Nachrichtendienst-Affäre BND half NSA beim Ausspionieren der französischen Regierung

Die BND-Affäre weitet sich aus: Laut einem Zeitungsbericht soll der deutsche Nachrichtendienst der NSA dabei geholfen haben, Frankreich auszuspähen. Auch die EU-Kommission sei im Visier der USA gewesen.
Radarkuppeln in Bad Aibling: Auch Paris wurde beobachtet

Radarkuppeln in Bad Aibling: Auch Paris wurde beobachtet

Foto: Andreas Gebert/ picture alliance / dpa

Der Bundesnachrichtendienst BND soll dem US-Geheimdienst NSA jahrelang bei Spionage geholfen haben - nun enthüllt ein Zeitungsbericht, dass auch die französische Regierung und die EU-Kommission von den Amerikanern beobachtet worden sein sollen. Wie die "Süddeutsche Zeitung", NDR und WDR berichten , wurde die Abhörstation des Bundesnachrichtendienstes in Bad Aibling zum Ausspähen hochrangiger Beamte des französischen Außenministeriums missbraucht. Auch der Präsidentenpalast und die EU-Kommission in Brüssel seien belauscht worden.

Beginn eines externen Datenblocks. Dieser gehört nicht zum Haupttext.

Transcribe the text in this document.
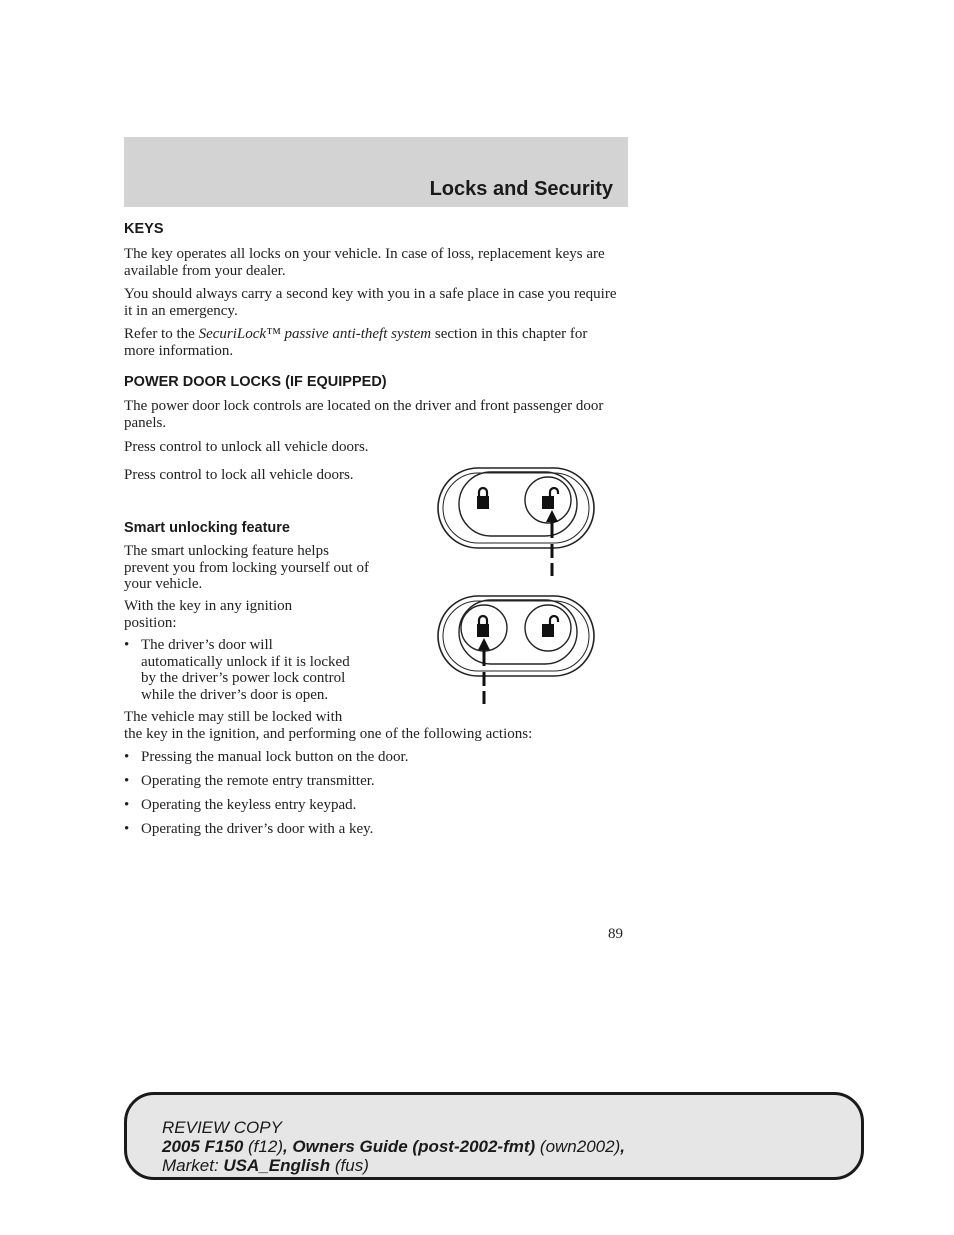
Locks and Security
KEYS

The key operates all locks on your vehicle. In case of loss, replacement keys are available from your dealer.

You should always carry a second key with you in a safe place in case you require it in an emergency.

Refer to the SecuriLock™ passive anti-theft system section in this chapter for more information.

POWER DOOR LOCKS (IF EQUIPPED)

The power door lock controls are located on the driver and front passenger door panels.

Press control to unlock all vehicle doors.

Press control to lock all vehicle doors.

Smart unlocking feature

The smart unlocking feature helps prevent you from locking yourself out of your vehicle.

With the key in any ignition position:

• The driver’s door will
automatically unlock if it is locked
by the driver’s power lock control
while the driver’s door is open.

The vehicle may still be locked with
the key in the ignition, and performing one of the following actions:

• Pressing the manual lock button on the door.
• Operating the remote entry transmitter.
• Operating the keyless entry keypad.
• Operating the driver’s door with a key.
89
REVIEW COPY
2005 F150 (f12), Owners Guide (post-2002-fmt) (own2002),
Market: USA_English (fus)
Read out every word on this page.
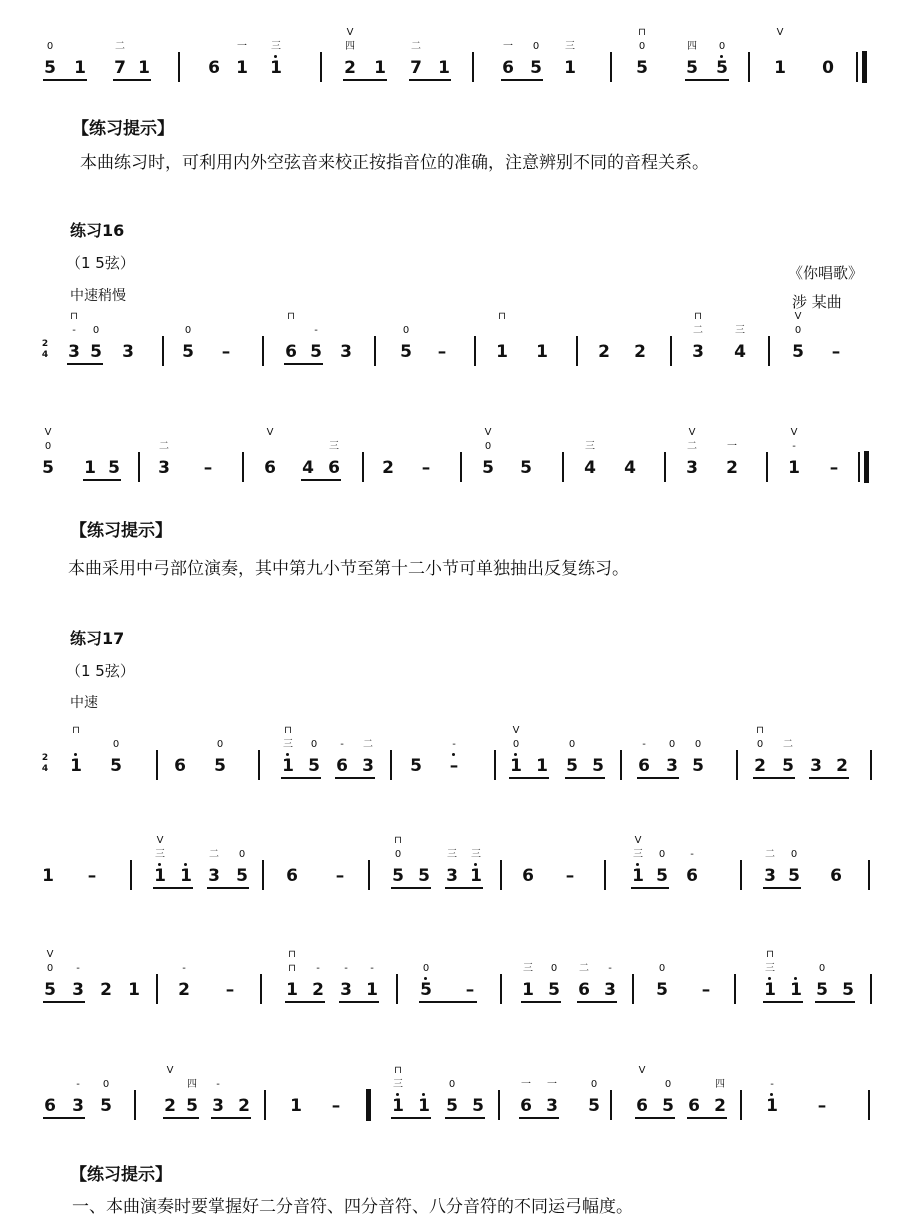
【练习提示】
本曲练习时，可利用内外空弦音来校正按指音位的准确，注意辨别不同的音程关系。
练习16
（1 5弦）
中速稍慢
《你唱歌》
涉 某曲
【练习提示】
本曲采用中弓部位演奏，其中第九小节至第十二小节可单独抽出反复练习。
练习17
（1 5弦）
中速
【练习提示】
一、本曲演奏时要掌握好二分音符、四分音符、八分音符的不同运弓幅度。
5 1 7 1	6 1 1	2 1 7 1	6 5 1	5 5 5	1 0
0	二	一	三	四	二	一	0	三	0	四	0
V
V	⊓
3 5 3	5 –	6 5 3	5 –	1 1	2 2	3 4	5 –
-	0	0	-	0
⊓
二	三	0
⊓	⊓	⊓	V
2
4
5 1 5 3 –	6 4 6 2 –	5 5	4 4	3 2	1 –
0	二	三	0	三	二	一	-
V	V	V	V	V
1 5	6 5	1 5 6 3 5 –	1 1 5 5 6 3 5	2 5 3 2
⊓
0	0	三	0	-	二	-	0	0	-	0	0	0	二
⊓	V	⊓
2
4
1 –	1 1 3 5 6 –	5 5 3 1 6 –	1 5 6	3 5 6
三	二	0	0	三	三	三	0	-	二	0
V	⊓	V
5 3 2 1 2 –	1 2 3 1 5 –	1 5 6 3 5 –	1 1 5 5
0	-	-	⊓	-	-	-	0	三	0	二	-	0	三	0
V	⊓	⊓
6 3 5	2 5 3 2 1 –	1 1 5 5 6 3 5 6 5 6 2 1 –
-	0
V
四	-	三	0	一	一	0
V
0	四	-
⊓
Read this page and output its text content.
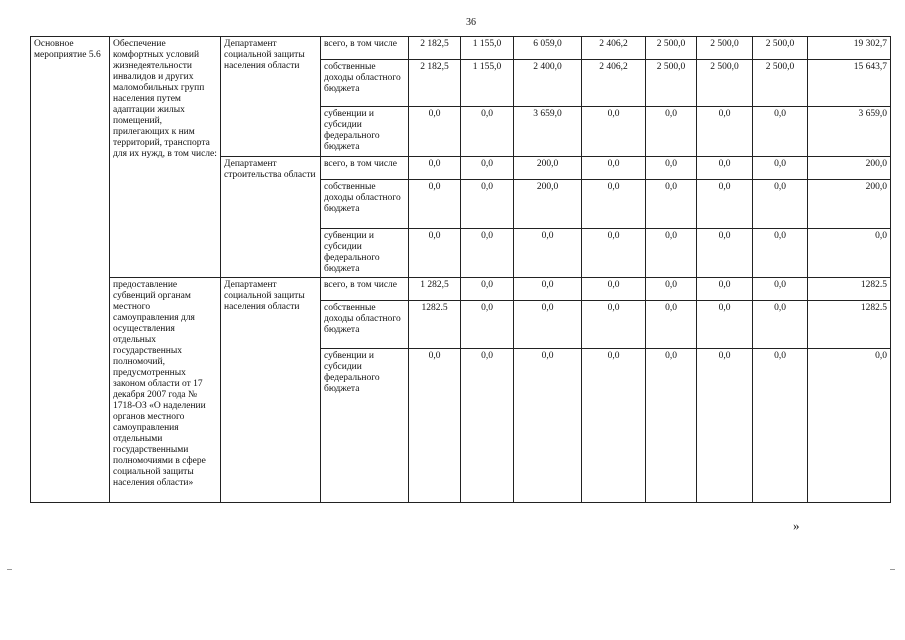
36
Основное мероприятие 5.6	Обеспечение комфортных условий жизнедеятельности инвалидов и других маломобильных групп населения путем адаптации жилых помещений, прилегающих к ним территорий, транспорта для их нужд, в том числе:	Департамент социальной защиты населения области	всего, в том числе	2 182,5	1 155,0	6 059,0	2 406,2	2 500,0	2 500,0	2 500,0	19 302,7
			собственные доходы областного бюджета	2 182,5	1 155,0	2 400,0	2 406,2	2 500,0	2 500,0	2 500,0	15 643,7
			субвенции и субсидии федерального бюджета	0,0	0,0	3 659,0	0,0	0,0	0,0	0,0	3 659,0
		Департамент строительства области	всего, в том числе	0,0	0,0	200,0	0,0	0,0	0,0	0,0	200,0
			собственные доходы областного бюджета	0,0	0,0	200,0	0,0	0,0	0,0	0,0	200,0
			субвенции и субсидии федерального бюджета	0,0	0,0	0,0	0,0	0,0	0,0	0,0	0,0
	предоставление субвенций органам местного самоуправления для осуществления отдельных государственных полномочий, предусмотренных законом области от 17 декабря 2007 года № 1718-ОЗ «О наделении органов местного самоуправления отдельными государственными полномочиями в сфере социальной защиты населения области»	Департамент социальной защиты населения области	всего, в том числе	1 282,5	0,0	0,0	0,0	0,0	0,0	0,0	1282.5
			собственные доходы областного бюджета	1282.5	0,0	0,0	0,0	0,0	0,0	0,0	1282.5
			субвенции и субсидии федерального бюджета	0,0	0,0	0,0	0,0	0,0	0,0	0,0	0,0
»
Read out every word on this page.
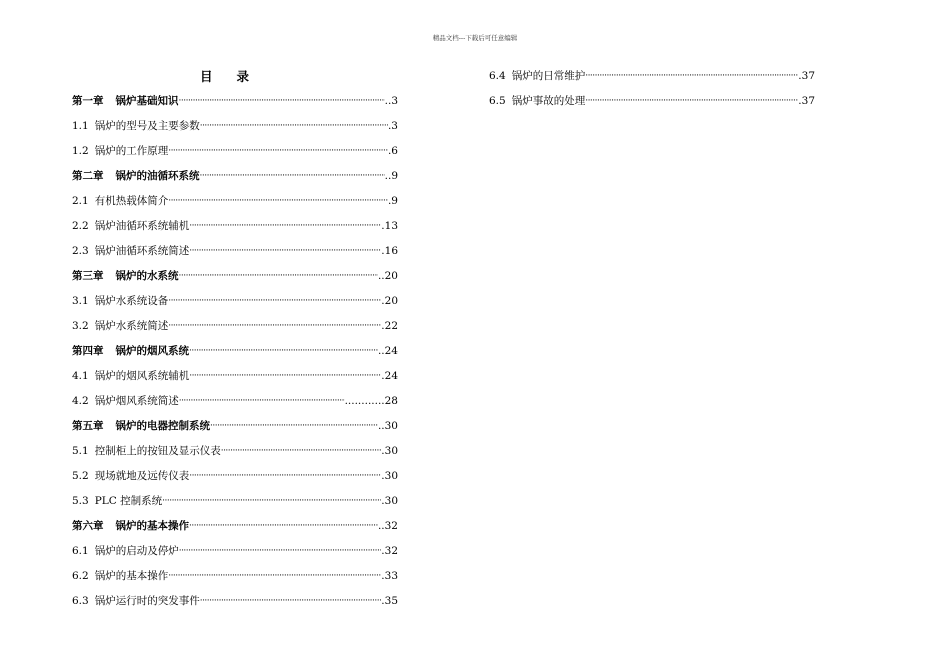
精品文档---下载后可任意编辑
目 录
第一章 锅炉基础知识 ·····	..3
1.1 锅炉的型号及主要参数 ·····	.3
1.2 锅炉的工作原理 ·····	.6
第二章 锅炉的油循环系统 ·····	..9
2.1 有机热载体简介 ·····	.9
2.2 锅炉油循环系统辅机 ·····	.13
2.3 锅炉油循环系统简述 ·····	.16
第三章 锅炉的水系统 ·····	..20
3.1 锅炉水系统设备 ·····	.20
3.2 锅炉水系统简述 ·····	.22
第四章 锅炉的烟风系统 ·····	..24
4.1 锅炉的烟风系统辅机 ·····	.24
4.2 锅炉烟风系统简述 ·····	............28
第五章 锅炉的电器控制系统 ·····	..30
5.1 控制柜上的按钮及显示仪表 ·····	.30
5.2 现场就地及远传仪表 ·····	.30
5.3 PLC 控制系统 ·····	.30
第六章 锅炉的基本操作 ·····	..32
6.1 锅炉的启动及停炉 ·····	.32
6.2 锅炉的基本操作 ·····	.33
6.3 锅炉运行时的突发事件 ·····	.35
6.4 锅炉的日常维护 ·····	.37
6.5 锅炉事故的处理 ·····	.37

Der Rechercheverbund beruft sich auf "interne Untersuchungen von Nachrichtendienst und Kanzleramt". Hinweise auf gezielte Wirtschaftsspionage gebe es dagegen nur vereinzelt. Nach den bisherigen Feststellungen seien Unternehmen vor allem betroffen, weil die USA nach Hinweisen auf illegale Exportgeschäfte suchten. Auch deutsche Politiker befinden sich nach bisherigem Stand nicht auf der Liste.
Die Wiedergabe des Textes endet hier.